Half of women carrying “cancer genes” may be missed by current NHS testing practices, according to new research.
The current practice of using someone’s family history to assess whether they are at risk of gene mutations linked to breast and ovarian cancer is not picking up those who actually have the mutation, a cancer charity warns.
The Eve Appeal says more lives could be saved if the NHS tested all women for BRCA gene mutations following a study which found that just over half of those with mutated BRCA genes were picked up by blood testing, but missed by the normal practice of taking a family history.
Women with a mutated BRCA1 or BRCA2 gene are thought to have a 15 to 45 per cent chance of getting ovarian cancer and a 45 to 65 per cent risk of developing breast cancer, and BRCA mutations affect about one in 800 to 1,000 people. But under current regulations, those without a strong family history of cancer or of having the variant genes are not eligible for a free NHS genetic test.
When the researchers examined members of the Ashkenazi Jewish community – known to have high numbers of people with BRCA mutations – they found blood testing to be significantly more effective in detecting potential problems than simply taking a family history. The researchers found that 56 per cent of people had BRCA mutations that were detected by blood testing, but missed by simply taking a family history.

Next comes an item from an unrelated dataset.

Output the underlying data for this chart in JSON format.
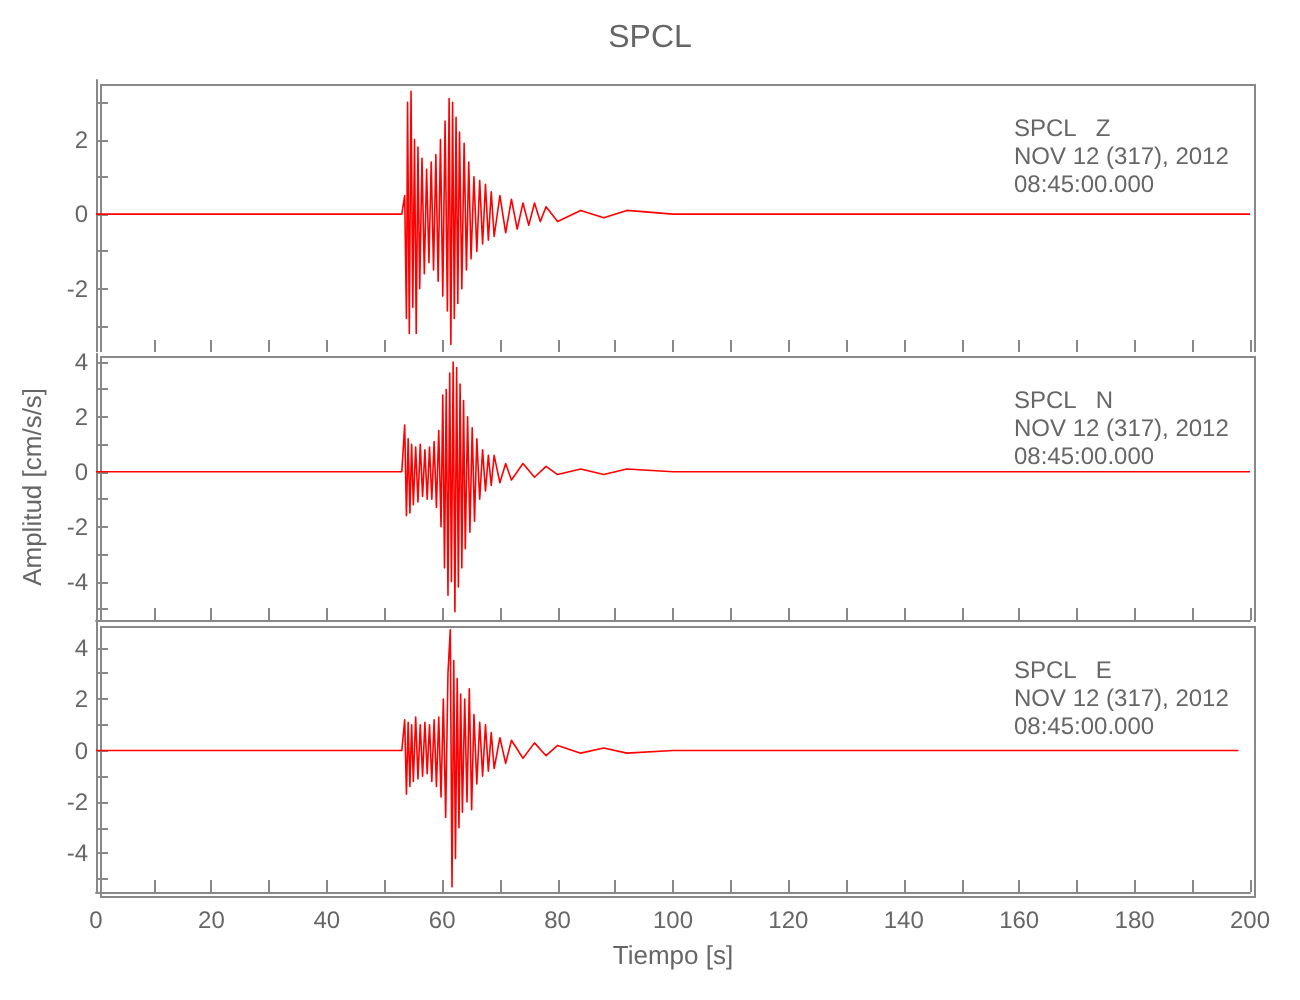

A second study examining cost-effectiveness found that compared with taking family histories, testing the blood of all Ashkenazi women aged 30 or over would cut the incidences of breast and ovarian cancer and potentially save the NHS £3.7m.
Commenting on the research, published in the Journal of the National Cancer Institute, Athena Lamnisos, the chief executive of the Eve Appeal, said: “This shows that broadening genetic testing beyond just family history saves more lives and more money.”
The call for more blood testing came as US scientists published data from a pilot study suggesting an experimental breast cancer vaccine is capable of slowing the progression of the disease.
Of 14 women with metastatic, or spreading, breast cancer who received the vaccine, half showed no sign of tumour growth one year after treatment. Scientists at Washington University School of Medicine plan to follow their pilot trial with a larger study of newly diagnosed patients.